Heck, what I write in my blog could be complete and utter fiction. I'm sure lots are. We are so good at not being what we really are, for so many different reasons. Is Margaret B. Jones really to blame for wanting to be someone else? (Even if, oddly enough, that someone was a gang member wannabe in South Central L.A.) We all want that at some point in our lives, even if very briefly and only as a moment of wild fantasy. (Come on, admit it. You wanted to be Wonder Woman and have her golden bracelets that could deflect nasty things.)
On a strictly literary level, I certainly do not approve of the actions of writers who pass off someone else's life experiences as their own. If it's a blurry memoir, where the lines of truth, reality, fantasy, and wishful thinking all cross, well then by all means call it such. The reading public can handle it. We are not stupid, and we are capable of bending our minds around the usual suspects to create new categories, new genres.
We are, however, liable to get pissed off if we feel deceived. There's not much we homo sapiens enjoy less (aside from waterboarding, philandering spouses, and unethical lawyers, that is) than having the wool pulled over our eyes, which we like to think of as being very sharp and in charge. Fool me, shame on you--and I'm also going to get even and show you who's the smart one, you smarmy little bastard. (Hey, I just call it as I see it. We do not like being duped.)
Ah, who knows what went through the heads of people like Margaret Seltzer (dba Margaret B. Jones, lol and hardy har har), JT Leroy, James Frey, Misha Defonseca , Kaavya Viswanathan, and others as they penned their fake masterpieces? They probably didn't really plan it. It wasn't really murder, officer, it was more a literary bookslaughter. Things just sort of--got out of control. All of a sudden, I had a big book contract, a book tour, people asking me to sign copies, saying in awed voices, "All that really happened to you? And you had the guts to relive it and write it down?
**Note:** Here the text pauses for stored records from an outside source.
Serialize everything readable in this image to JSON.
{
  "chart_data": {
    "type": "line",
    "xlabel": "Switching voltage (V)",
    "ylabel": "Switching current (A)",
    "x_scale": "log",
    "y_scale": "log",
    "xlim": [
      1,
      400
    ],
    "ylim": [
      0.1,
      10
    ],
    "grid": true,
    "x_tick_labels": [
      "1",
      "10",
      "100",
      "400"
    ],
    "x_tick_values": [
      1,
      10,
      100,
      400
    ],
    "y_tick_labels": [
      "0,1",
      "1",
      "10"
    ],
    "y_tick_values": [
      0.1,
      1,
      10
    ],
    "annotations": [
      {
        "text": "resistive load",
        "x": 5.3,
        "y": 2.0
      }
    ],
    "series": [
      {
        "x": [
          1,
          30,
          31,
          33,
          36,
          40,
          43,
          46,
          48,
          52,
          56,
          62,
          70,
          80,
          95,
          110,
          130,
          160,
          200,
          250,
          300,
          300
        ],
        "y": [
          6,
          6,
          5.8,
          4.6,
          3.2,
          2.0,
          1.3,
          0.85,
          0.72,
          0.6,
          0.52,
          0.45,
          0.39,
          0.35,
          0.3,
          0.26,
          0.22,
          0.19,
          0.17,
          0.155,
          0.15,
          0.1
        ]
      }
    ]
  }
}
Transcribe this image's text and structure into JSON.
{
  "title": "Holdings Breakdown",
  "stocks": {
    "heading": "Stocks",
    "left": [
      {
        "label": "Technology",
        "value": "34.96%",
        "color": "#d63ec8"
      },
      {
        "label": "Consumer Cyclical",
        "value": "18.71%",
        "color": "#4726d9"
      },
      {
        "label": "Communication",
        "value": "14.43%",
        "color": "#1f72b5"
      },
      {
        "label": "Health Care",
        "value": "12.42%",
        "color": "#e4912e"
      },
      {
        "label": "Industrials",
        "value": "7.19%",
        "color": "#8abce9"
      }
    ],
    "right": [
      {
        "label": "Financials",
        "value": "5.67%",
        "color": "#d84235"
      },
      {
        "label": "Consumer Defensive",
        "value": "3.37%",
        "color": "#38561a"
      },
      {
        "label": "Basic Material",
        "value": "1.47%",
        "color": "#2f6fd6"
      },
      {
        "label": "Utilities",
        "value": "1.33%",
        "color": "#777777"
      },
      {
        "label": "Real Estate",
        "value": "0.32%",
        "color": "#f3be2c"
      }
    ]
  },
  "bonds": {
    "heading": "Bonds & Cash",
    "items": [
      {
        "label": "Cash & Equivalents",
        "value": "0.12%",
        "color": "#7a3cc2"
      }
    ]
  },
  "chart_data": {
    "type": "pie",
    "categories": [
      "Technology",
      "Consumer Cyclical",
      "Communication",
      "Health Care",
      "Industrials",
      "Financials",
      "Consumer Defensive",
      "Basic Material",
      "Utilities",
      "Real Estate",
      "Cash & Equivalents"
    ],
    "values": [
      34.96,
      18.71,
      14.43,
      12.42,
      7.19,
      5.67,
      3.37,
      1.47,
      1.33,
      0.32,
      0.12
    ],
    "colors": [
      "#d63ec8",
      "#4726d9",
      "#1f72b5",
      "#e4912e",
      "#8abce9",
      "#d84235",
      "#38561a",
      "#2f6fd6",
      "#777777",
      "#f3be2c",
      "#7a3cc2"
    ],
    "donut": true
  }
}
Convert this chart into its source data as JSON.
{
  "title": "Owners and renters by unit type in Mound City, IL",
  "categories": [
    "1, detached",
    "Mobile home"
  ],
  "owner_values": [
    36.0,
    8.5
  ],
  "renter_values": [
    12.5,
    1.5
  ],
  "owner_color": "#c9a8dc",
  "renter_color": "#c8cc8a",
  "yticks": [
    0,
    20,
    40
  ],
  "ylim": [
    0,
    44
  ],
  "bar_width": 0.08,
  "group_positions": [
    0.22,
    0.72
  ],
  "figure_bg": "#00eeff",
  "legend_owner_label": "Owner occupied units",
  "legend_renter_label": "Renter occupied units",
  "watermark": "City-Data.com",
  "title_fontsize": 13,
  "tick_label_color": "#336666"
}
Cool." Yeah, what was I supposed to do then? Admit it was all a fake before it went any farther?
Um, in a word: Yes.
Well, yeah. I know, I know. Easier said than done. But still. As a writer, who is very clear when I write either fiction, or a literary essay (which should be pretty clear by its label that it's not cut and dried nonfiction, dredged up via hypnosis from the still whimpering depths of my traumatized soul), etc., I am offended. I have not written anything that should have been fiction (or blurry nonfiction), had it published as something else, and whirled off on a tour. And I'm not going to.
But again, I am offended at both the individuals as well as our own culture, which fosters such behavior through means both obvious and less so.
Elders, wake up. Young people, wake up. Everyone, wake up. What are we doing, when we allow such untruths to be circulated and homaged as gritty (or pretty, depending on the case) reality? Where does it end? How close are we to slipping our hold on the true reality of our lives and letting just anything go? Boundaries are there for a reason, believe it or not. And I think we should abide by them, because otherwise it is a strong and clear nod to anarchy.
I know, I know--you'll accuse me of the slippery slope argument. But take a closer look. Really look. Really use your own, uncluttered judgment on this one. And decide for yourself.